‘We used to run a business so we are both practical people,’ said Rosalyne. ‘Although it was our first build, we were never daunted by anything, we just applied common sense. For example, we didn’t want to have to paint anything outside, so how would we do it? In the end we realised we could have frame built of oak inside and anodised aluminium outside. We didn’t want to live in a white box. We wanted the house to have character and an organic influence.’
One of the biggest challenges was getting the materials to site. Although Rosalyne and Ian wanted to use island-based trades people and suppliers where possible, they were also prepared to ferry in materials – and skilled crafts people – to achieve the high quality they were after.
To make it more appealing for those travelling long distances, Ian and Rosalyne offered accommodation to those who were literally prepared to go the extra mile. In the meantime, Ian found himself learning new skills to keep the process moving – including driving a JCB. ‘It’s the best piece of kit I’ve ever had,’ said Ian. ‘I’ve never enjoyed driving anything so much. It was the key to everything: We dug holes with it, carried glass with it and moved trees with it. It was invaluable.’
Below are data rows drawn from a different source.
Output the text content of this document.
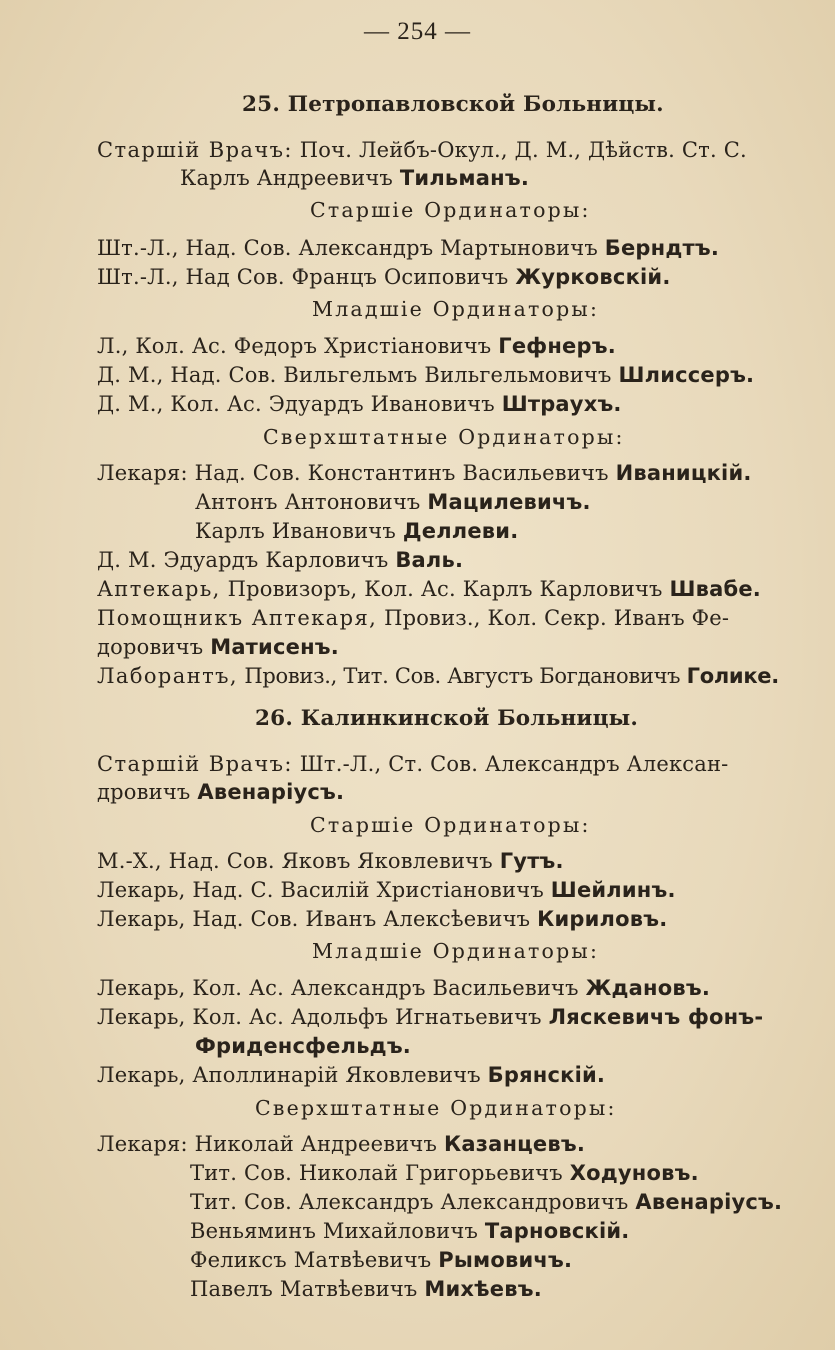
— 254 —
25. Петропавловской Больницы.
Старшій Врачъ: Поч. Лейбъ-Окул., Д. М., Дѣйств. Ст. С.
Карлъ Андреевичъ Тильманъ.
Старшіе Ординаторы:
Шт.-Л., Над. Сов. Александръ Мартыновичъ Берндтъ.
Шт.-Л., Над Сов. Францъ Осиповичъ Журковскій.
Младшіе Ординаторы:
Л., Кол. Ас. Федоръ Христіановичъ Гефнеръ.
Д. М., Над. Сов. Вильгельмъ Вильгельмовичъ Шлиссеръ.
Д. М., Кол. Ас. Эдуардъ Ивановичъ Штраухъ.
Сверхштатные Ординаторы:
Лекаря: Над. Сов. Константинъ Васильевичъ Иваницкій.
Антонъ Антоновичъ Мацилевичъ.
Карлъ Ивановичъ Деллеви.
Д. М. Эдуардъ Карловичъ Валь.
Аптекарь, Провизоръ, Кол. Ас. Карлъ Карловичъ Швабе.
Помощникъ Аптекаря, Провиз., Кол. Секр. Иванъ Фе-
доровичъ Матисенъ.
Лаборантъ, Провиз., Тит. Сов. Августъ Богдановичъ Голике.
26. Калинкинской Больницы.
Старшій Врачъ: Шт.-Л., Ст. Сов. Александръ Алексан-
дровичъ Авенаріусъ.
Старшіе Ординаторы:
М.-Х., Над. Сов. Яковъ Яковлевичъ Гутъ.
Лекарь, Над. С. Василій Христіановичъ Шейлинъ.
Лекарь, Над. Сов. Иванъ Алексѣевичъ Кириловъ.
Младшіе Ординаторы:
Лекарь, Кол. Ас. Александръ Васильевичъ Ждановъ.
Лекарь, Кол. Ас. Адольфъ Игнатьевичъ Ляскевичъ фонъ-
Фриденсфельдъ.
Лекарь, Аполлинарій Яковлевичъ Брянскій.
Сверхштатные Ординаторы:
Лекаря: Николай Андреевичъ Казанцевъ.
Тит. Сов. Николай Григорьевичъ Ходуновъ.
Тит. Сов. Александръ Александровичъ Авенаріусъ.
Веньяминъ Михайловичъ Тарновскій.
Феликсъ Матвѣевичъ Рымовичъ.
Павелъ Матвѣевичъ Михѣевъ.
Once the foundations were laid it took six days for the green oak and sweet chestnut frame to be constructed ready for the roof covering. Apart from the south-facing glazed atrium space, the Welsh slate section of the roof was on in time for Rosalyne and Ian to sit on there and watch the Manx Grand Prix, which passes close to the house.
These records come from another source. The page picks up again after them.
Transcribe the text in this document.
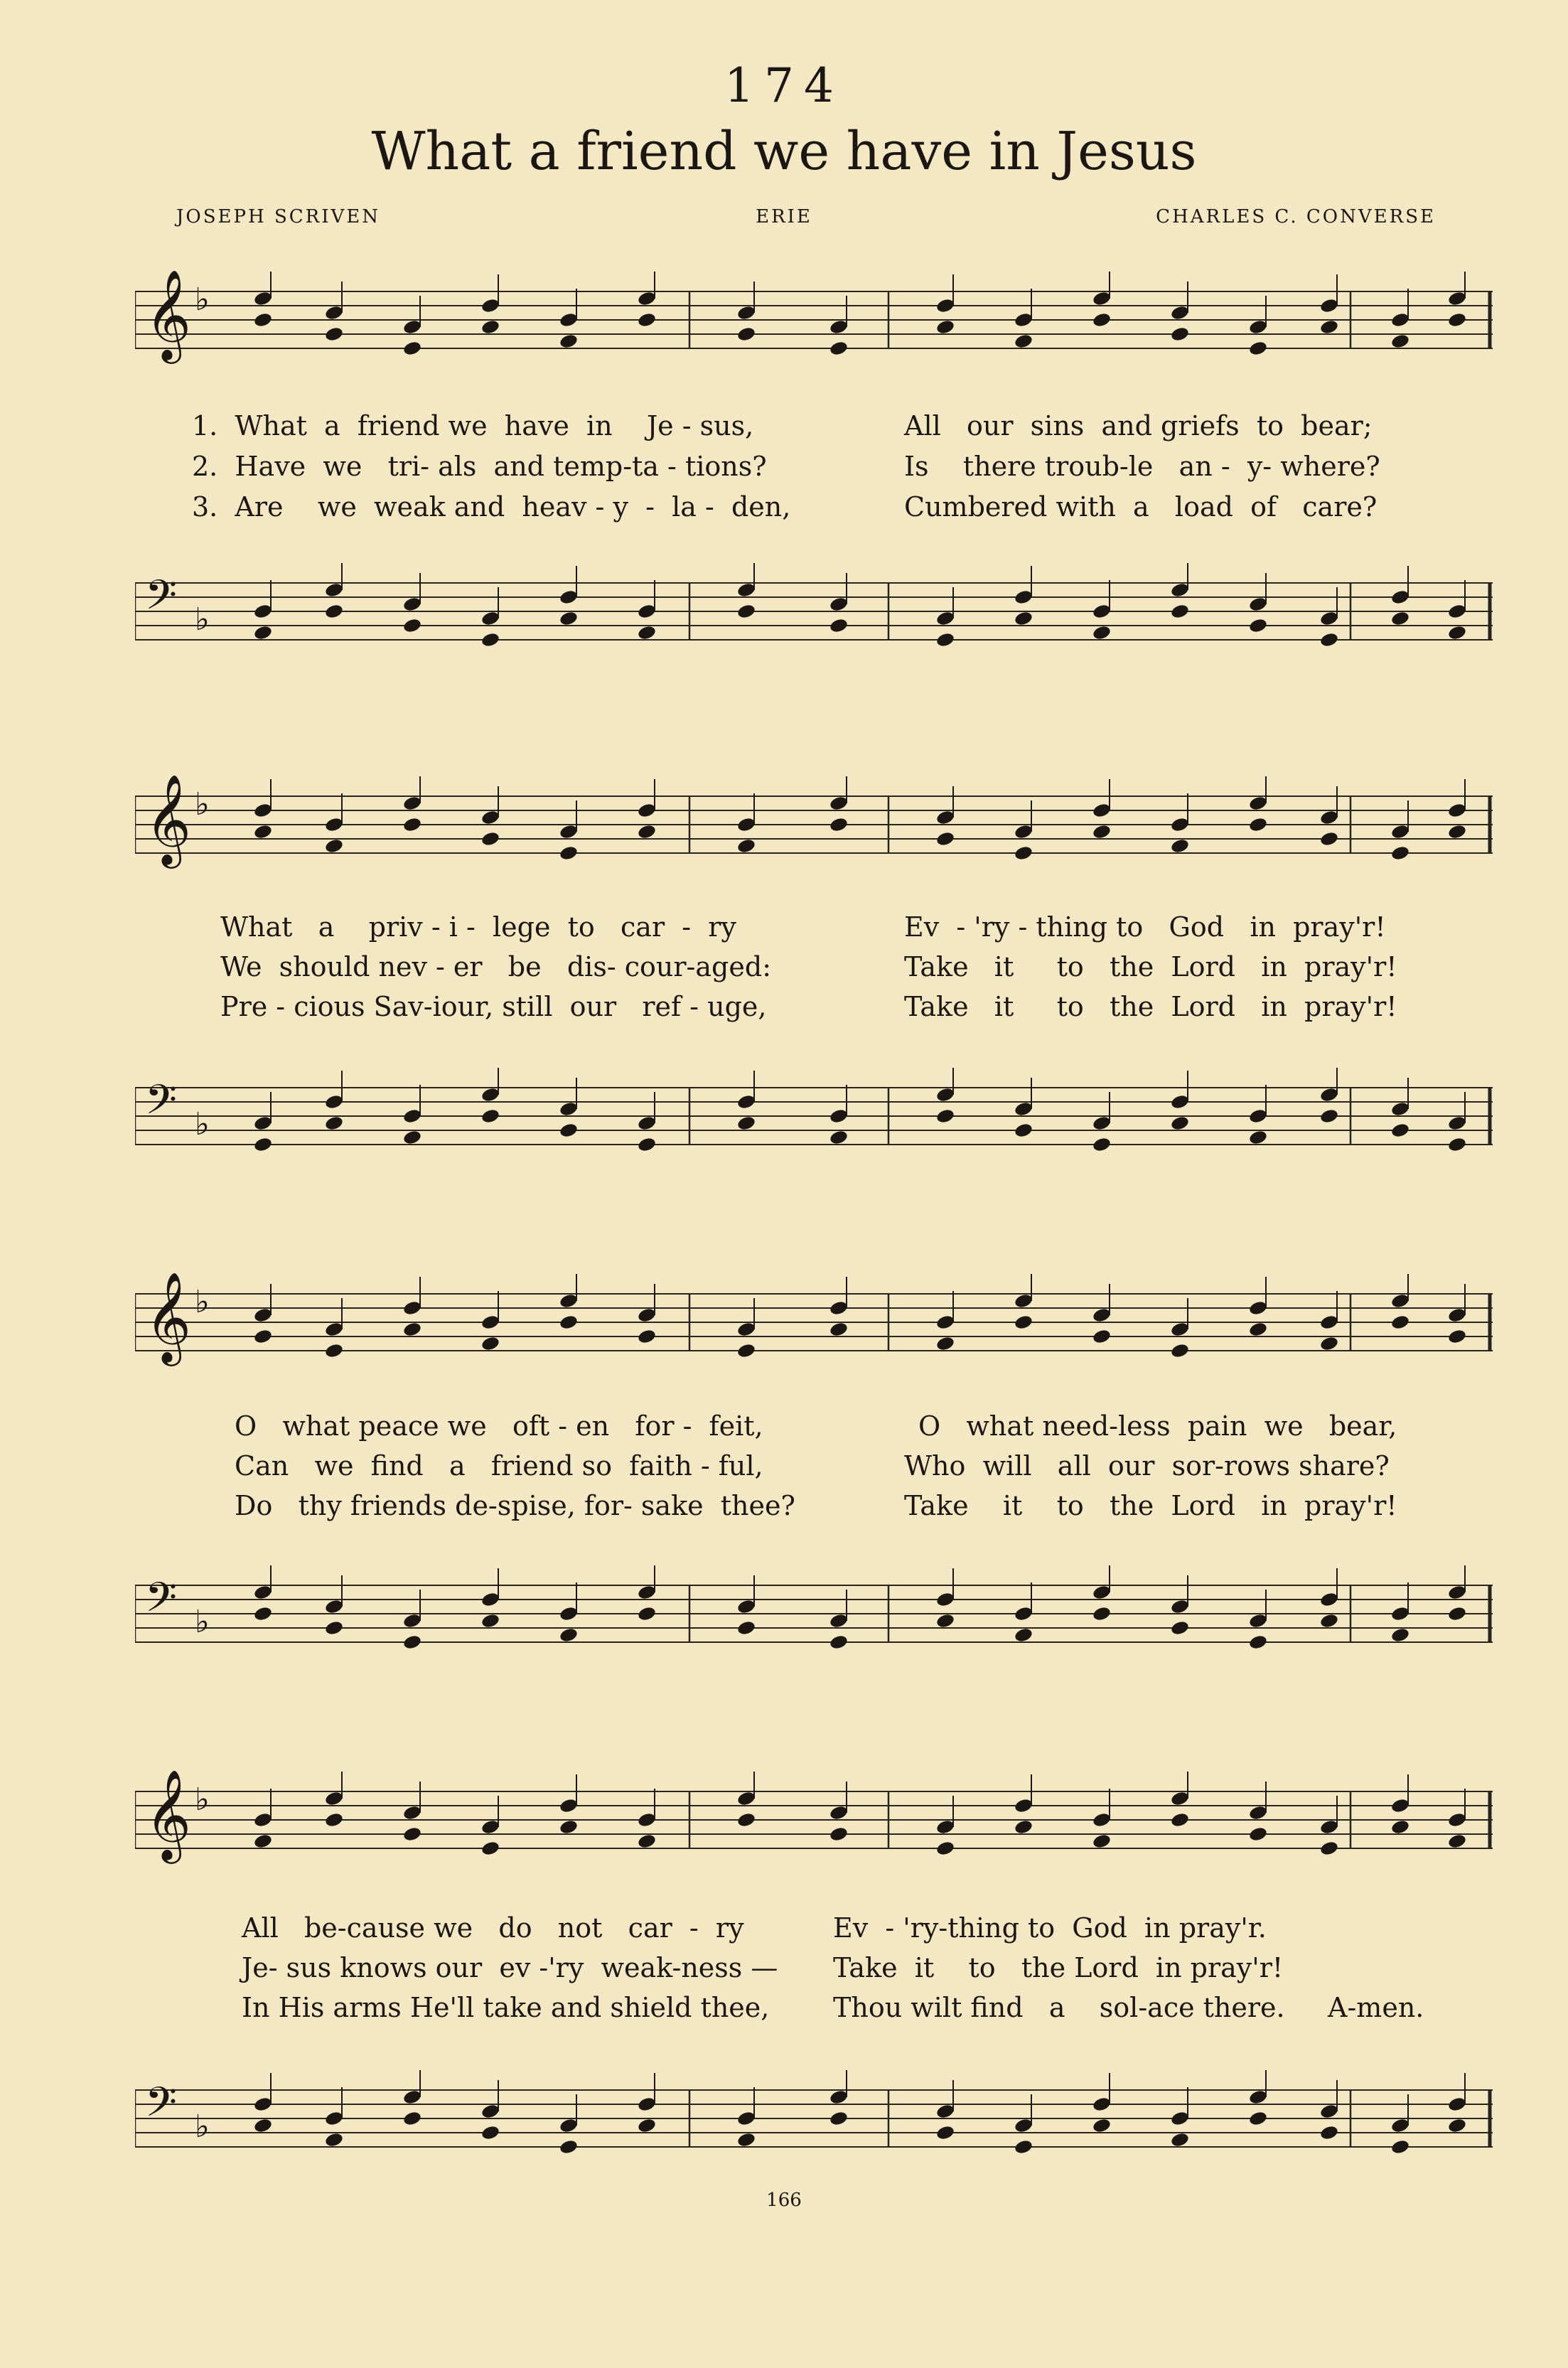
174
What a friend we have in Jesus
JOSEPH SCRIVEN	ERIE	CHARLES C. CONVERSE
𝄞 ♭
1.  What  a  friend we  have  in    Je - sus,	All   our  sins  and griefs  to  bear;
2.  Have  we   tri- als  and temp-ta - tions?	Is    there troub-le   an -  y- where?
3.  Are    we  weak and  heav - y  -  la -  den,	Cumbered with  a   load  of   care?
𝄢 ♭
𝄞 ♭
What   a    priv - i -  lege  to   car  -  ry	Ev  - 'ry - thing to   God   in  pray'r!
We  should nev - er   be   dis- cour-aged:	Take   it     to   the  Lord   in  pray'r!
Pre - cious Sav-iour, still  our   ref - uge,	Take   it     to   the  Lord   in  pray'r!
𝄢 ♭
𝄞 ♭
O   what peace we   oft - en   for -  feit,	O   what need-less  pain  we   bear,
Can   we  find   a   friend so  faith - ful,	Who  will   all  our  sor-rows share?
Do   thy friends de-spise, for- sake  thee?	Take    it    to   the  Lord   in  pray'r!
𝄢 ♭
𝄞 ♭
All   be-cause we   do   not   car  -  ry	Ev  - 'ry-thing to  God  in pray'r.
Je- sus knows our  ev -'ry  weak-ness — Take  it    to   the Lord  in pray'r!
In His arms He'll take and shield thee, Thou wilt find   a    sol-ace there.     A-men.
𝄢 ♭
166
While the block work was going up, the open south facing elevation was protected with a temporary wood frame and plastic wall.
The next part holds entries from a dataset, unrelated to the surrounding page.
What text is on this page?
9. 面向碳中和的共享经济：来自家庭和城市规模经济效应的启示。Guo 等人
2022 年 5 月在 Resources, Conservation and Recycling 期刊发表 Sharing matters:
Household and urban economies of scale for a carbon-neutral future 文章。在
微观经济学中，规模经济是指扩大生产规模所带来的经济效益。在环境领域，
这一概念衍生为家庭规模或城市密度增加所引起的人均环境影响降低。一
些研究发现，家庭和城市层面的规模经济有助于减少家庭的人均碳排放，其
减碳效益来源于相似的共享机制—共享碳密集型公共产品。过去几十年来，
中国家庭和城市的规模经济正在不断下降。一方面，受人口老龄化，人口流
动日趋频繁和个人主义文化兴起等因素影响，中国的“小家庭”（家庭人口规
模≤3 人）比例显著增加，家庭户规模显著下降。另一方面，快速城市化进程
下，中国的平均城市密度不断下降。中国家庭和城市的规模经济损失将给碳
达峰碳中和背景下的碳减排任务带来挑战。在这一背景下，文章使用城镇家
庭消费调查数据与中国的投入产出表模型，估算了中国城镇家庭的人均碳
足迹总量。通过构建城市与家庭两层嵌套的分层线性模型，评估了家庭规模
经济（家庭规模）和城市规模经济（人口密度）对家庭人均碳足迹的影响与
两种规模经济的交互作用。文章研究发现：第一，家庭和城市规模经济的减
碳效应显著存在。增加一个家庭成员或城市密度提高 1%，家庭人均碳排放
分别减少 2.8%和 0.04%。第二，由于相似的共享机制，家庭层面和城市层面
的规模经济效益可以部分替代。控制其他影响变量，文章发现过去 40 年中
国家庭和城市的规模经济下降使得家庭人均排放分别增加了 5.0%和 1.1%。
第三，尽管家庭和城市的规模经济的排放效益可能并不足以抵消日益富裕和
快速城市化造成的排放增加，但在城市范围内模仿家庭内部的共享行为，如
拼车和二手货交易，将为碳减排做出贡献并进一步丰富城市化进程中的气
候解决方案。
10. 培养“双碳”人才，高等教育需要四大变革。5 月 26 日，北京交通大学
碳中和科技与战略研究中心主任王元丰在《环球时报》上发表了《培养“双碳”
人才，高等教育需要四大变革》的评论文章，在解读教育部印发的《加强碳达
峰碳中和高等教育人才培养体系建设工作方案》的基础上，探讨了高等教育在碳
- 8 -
The glazing, sourced from a small German company, had to be measured to the millimetre and Ian has nothing but praise for the supplier. ‘They were brilliant,’ he says. ‘They spent a week measuring it, then they turned up in a van which was the dog’s dinner – you could have built anything from the back of it. They were here for months.’
But the time spent getting crucial details right was time well spent. Ian and Rosalyne have a house which is unique and built with the future in mind.
‘As a society faced with soaring oil prices we should be moving forward, not looking backwards,’ says Ian. The house is not only visually striking, with its photovoltaic panels, glass and aluminium, but also a flagship of energy efficiency.
The solar photovoltaic panels are capable of producing a maximum of 13KW of electrical power and four solar hot water panels drive domestic hot water.
A 6Kw Proven wind turbine sited 300m away in an open field is net metered to the MEA grid along with the photovoltaic array. The system allows any surplus energy generated to be sold back to the national grid. If not enough is produced, power can be purchased from the MEA, all automatically controlled by a smart electrical meter. ‘So far, we have produced way more electrical energy than we have used’, says Ian.